Нас услышали. Бернард был молод, восемьдесят три, не гомер, способный разговаривать. Его перевели из ЛБЧ, конкурента Дома. ЛБЧ была основана в колониальные времена ВАСПами, но проникновение в нее неВАСПов началось лишь в середине двадцатого века хирургами с востока, и лишь затем гениальными терапевтами — евреями. И, все-таки, ЛБЧ всегда была Братьями Брукс, а Дом — Шовным Рядом.[170]
У евреев в ЛБЧ было высказывание: «Одевайся по-английски, думай на идиш». Это было очень необычным — СПИХ пациента из ЛБЧ в Дом, и Толстяк полюбопытствовал:— Бернард, ты поступил в ЛБЧ, они провели отличную диагностику, а, когда они закончили, ты сказал им, что ты хочешь, чтобы тебя перевели сюда.
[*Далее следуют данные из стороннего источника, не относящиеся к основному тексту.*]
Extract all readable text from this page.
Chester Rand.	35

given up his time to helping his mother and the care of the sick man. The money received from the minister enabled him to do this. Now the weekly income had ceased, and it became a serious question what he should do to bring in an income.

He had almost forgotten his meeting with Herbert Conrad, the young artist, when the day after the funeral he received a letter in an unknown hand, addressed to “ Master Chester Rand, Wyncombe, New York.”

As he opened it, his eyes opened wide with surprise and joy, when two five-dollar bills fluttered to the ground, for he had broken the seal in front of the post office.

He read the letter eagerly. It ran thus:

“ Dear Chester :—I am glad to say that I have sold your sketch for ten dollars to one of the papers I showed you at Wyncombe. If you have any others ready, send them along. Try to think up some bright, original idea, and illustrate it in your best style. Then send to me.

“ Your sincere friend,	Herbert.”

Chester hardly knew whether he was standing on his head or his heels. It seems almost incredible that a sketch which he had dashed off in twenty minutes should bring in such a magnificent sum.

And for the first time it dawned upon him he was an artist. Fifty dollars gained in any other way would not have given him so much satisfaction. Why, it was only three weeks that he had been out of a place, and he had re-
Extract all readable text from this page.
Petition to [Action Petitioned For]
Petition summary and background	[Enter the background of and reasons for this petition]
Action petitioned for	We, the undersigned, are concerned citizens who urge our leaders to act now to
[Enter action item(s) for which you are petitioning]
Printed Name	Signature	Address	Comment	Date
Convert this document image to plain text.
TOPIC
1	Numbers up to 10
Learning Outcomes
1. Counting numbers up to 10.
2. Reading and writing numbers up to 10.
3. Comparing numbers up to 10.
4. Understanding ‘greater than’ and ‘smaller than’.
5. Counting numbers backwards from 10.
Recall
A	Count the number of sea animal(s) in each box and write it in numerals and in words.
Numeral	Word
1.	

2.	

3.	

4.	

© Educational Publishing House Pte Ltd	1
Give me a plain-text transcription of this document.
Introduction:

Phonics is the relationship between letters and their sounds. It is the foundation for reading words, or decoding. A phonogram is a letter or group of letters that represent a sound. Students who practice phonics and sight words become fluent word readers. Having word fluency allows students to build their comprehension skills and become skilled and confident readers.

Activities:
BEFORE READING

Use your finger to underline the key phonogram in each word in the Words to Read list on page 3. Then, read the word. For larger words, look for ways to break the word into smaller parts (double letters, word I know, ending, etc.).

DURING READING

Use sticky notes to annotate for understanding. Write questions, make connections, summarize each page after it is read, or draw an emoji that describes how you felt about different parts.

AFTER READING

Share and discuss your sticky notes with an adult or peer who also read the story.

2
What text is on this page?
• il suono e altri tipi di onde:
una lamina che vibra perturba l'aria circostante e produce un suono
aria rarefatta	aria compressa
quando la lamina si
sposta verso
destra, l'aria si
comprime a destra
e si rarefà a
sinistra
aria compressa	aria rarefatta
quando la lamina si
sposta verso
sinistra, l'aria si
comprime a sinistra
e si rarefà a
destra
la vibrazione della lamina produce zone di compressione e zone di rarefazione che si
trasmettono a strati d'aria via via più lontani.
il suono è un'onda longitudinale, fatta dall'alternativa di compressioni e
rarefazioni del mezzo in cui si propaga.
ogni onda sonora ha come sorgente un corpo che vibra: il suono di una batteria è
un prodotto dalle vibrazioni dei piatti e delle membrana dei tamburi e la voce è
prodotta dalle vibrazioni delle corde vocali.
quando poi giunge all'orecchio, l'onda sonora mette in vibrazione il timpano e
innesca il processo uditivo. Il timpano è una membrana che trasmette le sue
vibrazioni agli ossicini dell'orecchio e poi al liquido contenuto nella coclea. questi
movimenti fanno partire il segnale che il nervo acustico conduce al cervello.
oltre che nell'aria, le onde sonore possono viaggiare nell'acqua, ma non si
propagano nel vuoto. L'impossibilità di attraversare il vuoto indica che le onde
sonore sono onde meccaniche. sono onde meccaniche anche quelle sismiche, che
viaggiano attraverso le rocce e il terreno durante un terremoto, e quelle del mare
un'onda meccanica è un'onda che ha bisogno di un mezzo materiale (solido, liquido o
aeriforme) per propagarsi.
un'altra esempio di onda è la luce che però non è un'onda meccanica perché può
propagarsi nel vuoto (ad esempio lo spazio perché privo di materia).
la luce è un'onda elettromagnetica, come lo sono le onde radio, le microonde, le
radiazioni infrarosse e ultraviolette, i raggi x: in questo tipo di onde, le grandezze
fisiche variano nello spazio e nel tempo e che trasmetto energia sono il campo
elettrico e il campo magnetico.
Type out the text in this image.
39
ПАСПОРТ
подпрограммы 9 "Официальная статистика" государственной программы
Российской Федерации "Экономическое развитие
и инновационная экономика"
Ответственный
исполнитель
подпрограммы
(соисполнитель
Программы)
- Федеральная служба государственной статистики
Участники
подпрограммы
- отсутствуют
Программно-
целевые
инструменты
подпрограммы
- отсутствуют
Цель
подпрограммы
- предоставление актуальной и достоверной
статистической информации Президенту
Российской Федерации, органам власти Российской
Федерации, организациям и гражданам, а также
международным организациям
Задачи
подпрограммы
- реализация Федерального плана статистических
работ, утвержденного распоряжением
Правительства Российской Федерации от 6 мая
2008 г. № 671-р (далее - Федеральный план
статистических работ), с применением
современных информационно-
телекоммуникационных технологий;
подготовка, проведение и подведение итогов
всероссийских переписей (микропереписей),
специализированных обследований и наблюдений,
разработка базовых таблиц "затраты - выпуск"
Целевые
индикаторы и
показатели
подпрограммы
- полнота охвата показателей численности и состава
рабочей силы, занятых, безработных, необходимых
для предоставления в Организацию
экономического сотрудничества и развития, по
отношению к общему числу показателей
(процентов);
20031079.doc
Почему?
— Я не знаю, — сказал Бернард.
— Это из-за врачей? Они тебе не понравились?
— Врачи? Не, на врачей я не могу пожаловаться.
— Процедуры или палата?
— Процедуры или палата? Не, они тоже были в порядке.
— Медсестры? Еда? — допрашивал Толстяк, но Бернард качал головой — нет. Толстяк засмеялся: — Послушай, Берни, ты попал в ЛБЧ, они провели отличную диагностику, но когда я спрашиваю, зачем ты перевелся в Божий Дом, ты отвечаешь: «Не, не могу пожаловаться.» Так, все-таки, почему ты здесь? Зачем, Берни, зачем?
— Зачем я здесь? — протянул Бернард, — что ж, здесь я могу пожаловаться!
Я пытался пойти спать, когда ночная сестра попросила оказать ей услугу. Мне совсем не хотелось, но все же я спросил в чем дело.
— Эта женщина, которую вчера перевели из хирургии, миссис Штейн.
— Метастазирующий рак, — сказал я, — неоперабельный. И что с ней?
— Она знает, что хирурги ее разрезали, взглянули и зашили, ничего не сделав.
— И?
— И она спрашивает, что все это означает, а ее Частник ей не говорит. Я считаю, что кто-то должен с ней поговорить.
Не желая в этом участвовать, я сказал:
— Это работа ее Частника, не моя.
— Пожалуйста, — взмолилась сестра, — она хочет узнать, кто-то должен ей рассказать.
— Кто ее Частник? — спросил Толстяк.
— Поцель.
— А, понятно, Рой, я с этим разберусь.
— Ты?! Почему?
— Потому что этот червяк, Поцель, никогда ей не скажет. Я веду это отделение, и я об этом позабочусь. Иди спать.
— Но ты же говоришь мне и Эдди не гнать волну.
— Правильно, но это другое. Она должна знать.
Я увидел, что он вошел в палату и сел рядом с ней на койке.